Convexity dependant hyperbolic filtering scheme for mode detection in pattern classification

  • Authors:
  • R. Allaoui;A. Sbihi

  • Affiliations:
  • Faculté des Sciences, University Ibn Tofaïl, LIRF, BP 133, 14000 Kénitra, Morocco. E-mail: abderrahmane.sbihi@caramail.com, rabha.allaoui@caramail.com;Faculté des Sciences, University Ibn Tofaïl, LIRF, BP 133, 14000 Kénitra, Morocco. E-mail: abderrahmane.sbihi@caramail.com, rabha.allaoui@caramail.com

  • Venue:
  • Intelligent Data Analysis
  • Year:
  • 2002

Quantified Score

Hi-index 0.00

Visualization

Abstract

Among most of the existing procedures for mode detection of the underlying probability density function (pdf), preliminary to unsupervised statistical clustering, the ones that research modes as regions where the pdf is concave remain very interesting approaches.

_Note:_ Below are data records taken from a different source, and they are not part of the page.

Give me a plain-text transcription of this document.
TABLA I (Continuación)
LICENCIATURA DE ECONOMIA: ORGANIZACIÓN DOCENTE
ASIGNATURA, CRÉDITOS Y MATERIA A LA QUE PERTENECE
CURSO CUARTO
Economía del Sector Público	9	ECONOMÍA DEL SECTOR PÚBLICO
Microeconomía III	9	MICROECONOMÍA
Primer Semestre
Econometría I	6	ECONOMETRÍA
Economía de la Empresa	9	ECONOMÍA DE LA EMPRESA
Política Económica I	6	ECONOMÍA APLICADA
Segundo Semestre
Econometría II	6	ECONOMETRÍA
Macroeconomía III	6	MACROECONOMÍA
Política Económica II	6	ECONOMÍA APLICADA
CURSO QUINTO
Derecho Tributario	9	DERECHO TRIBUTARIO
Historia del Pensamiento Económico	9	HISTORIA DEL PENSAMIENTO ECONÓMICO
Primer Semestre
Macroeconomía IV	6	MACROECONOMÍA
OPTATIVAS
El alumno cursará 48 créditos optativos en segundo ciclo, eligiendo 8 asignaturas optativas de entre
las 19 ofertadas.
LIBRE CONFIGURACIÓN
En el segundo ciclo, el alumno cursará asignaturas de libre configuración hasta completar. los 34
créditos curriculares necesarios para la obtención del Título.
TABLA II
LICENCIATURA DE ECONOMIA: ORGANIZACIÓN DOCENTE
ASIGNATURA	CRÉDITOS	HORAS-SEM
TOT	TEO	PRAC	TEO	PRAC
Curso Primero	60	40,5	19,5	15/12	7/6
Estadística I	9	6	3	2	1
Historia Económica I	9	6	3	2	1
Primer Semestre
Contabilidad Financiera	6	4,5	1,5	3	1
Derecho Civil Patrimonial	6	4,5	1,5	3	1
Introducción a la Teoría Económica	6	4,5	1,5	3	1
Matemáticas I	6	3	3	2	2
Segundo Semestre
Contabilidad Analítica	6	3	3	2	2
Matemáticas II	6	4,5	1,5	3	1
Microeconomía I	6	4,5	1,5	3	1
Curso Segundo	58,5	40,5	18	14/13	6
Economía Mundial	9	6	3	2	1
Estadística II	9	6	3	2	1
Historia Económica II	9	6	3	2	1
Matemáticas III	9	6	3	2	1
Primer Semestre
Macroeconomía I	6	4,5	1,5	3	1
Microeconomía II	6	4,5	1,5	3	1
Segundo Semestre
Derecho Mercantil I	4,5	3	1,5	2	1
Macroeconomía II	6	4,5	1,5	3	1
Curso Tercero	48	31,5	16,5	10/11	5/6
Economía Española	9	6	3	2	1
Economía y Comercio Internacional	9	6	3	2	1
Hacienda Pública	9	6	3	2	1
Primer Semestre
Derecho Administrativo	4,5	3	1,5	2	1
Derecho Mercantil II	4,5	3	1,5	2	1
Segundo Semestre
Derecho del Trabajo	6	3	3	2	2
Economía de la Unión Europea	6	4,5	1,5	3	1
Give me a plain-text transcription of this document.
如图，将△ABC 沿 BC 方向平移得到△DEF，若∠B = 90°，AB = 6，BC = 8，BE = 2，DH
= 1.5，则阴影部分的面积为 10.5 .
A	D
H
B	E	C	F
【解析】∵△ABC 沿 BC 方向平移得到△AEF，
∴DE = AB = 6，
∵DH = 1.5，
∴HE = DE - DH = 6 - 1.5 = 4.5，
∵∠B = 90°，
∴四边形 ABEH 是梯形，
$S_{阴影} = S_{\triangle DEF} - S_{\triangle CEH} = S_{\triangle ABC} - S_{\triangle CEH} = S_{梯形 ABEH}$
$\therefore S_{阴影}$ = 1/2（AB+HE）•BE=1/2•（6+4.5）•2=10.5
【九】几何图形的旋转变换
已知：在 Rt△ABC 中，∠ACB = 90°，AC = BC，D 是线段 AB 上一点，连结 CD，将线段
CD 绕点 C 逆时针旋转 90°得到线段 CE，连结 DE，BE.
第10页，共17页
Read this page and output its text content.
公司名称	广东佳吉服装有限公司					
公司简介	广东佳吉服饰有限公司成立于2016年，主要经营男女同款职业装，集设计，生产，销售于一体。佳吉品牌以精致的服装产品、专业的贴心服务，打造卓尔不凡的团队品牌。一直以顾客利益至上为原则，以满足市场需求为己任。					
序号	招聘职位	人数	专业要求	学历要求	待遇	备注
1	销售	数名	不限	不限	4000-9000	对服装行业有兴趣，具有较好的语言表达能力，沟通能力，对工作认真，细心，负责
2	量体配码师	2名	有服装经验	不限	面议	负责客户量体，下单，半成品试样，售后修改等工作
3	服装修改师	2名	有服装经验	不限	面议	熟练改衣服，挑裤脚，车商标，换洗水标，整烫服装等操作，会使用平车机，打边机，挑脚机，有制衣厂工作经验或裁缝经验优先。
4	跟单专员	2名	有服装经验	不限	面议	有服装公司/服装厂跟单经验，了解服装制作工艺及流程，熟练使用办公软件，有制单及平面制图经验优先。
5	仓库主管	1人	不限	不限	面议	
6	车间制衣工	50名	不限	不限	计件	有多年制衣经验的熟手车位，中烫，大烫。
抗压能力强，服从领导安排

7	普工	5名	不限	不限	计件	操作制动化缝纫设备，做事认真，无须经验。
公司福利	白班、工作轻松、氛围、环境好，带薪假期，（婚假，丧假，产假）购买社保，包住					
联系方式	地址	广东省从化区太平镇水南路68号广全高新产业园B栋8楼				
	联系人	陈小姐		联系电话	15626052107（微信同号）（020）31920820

These techniques make use of a test that determines locally the convexity of the underlying pdf from the input patterns. However, the test area of sampling points may straddle a boundary between a convex region and a concave one, so that the assumptions for the test of the local convexity can be violated. Furthermore, this local test of convexity is very sensitive to details in the data structure and would rapidly become impracticable as the dimensionality of the data increases. The present paper presents a new alternative based on the global convexity analysis instead the local convexity testing. A recursive separable hyperbolic filter, used as the principal tool for this proposed technique, is generalized to a multidimensional space. This filter is with a reliability criterion allowing to model as well the pdf variations as the noise attached to the density function. Based on the characteristic theorem of convexity, the proposed technique assigns the concave label to modal regions and the convex label to valleys of the pdf according to an adequate hyperbolic filtering scheme. Modes are then extracted as concave connected components corresponding to the clusters in the mixture, and are used to assign the available observations to the clusters attached to them. Experimental results, using real and artificially generated data sets with various complexities, demonstrate the effectiveness of the proposed method, which requires neither a starting classification, nor an a priori number of clusters or their distribution.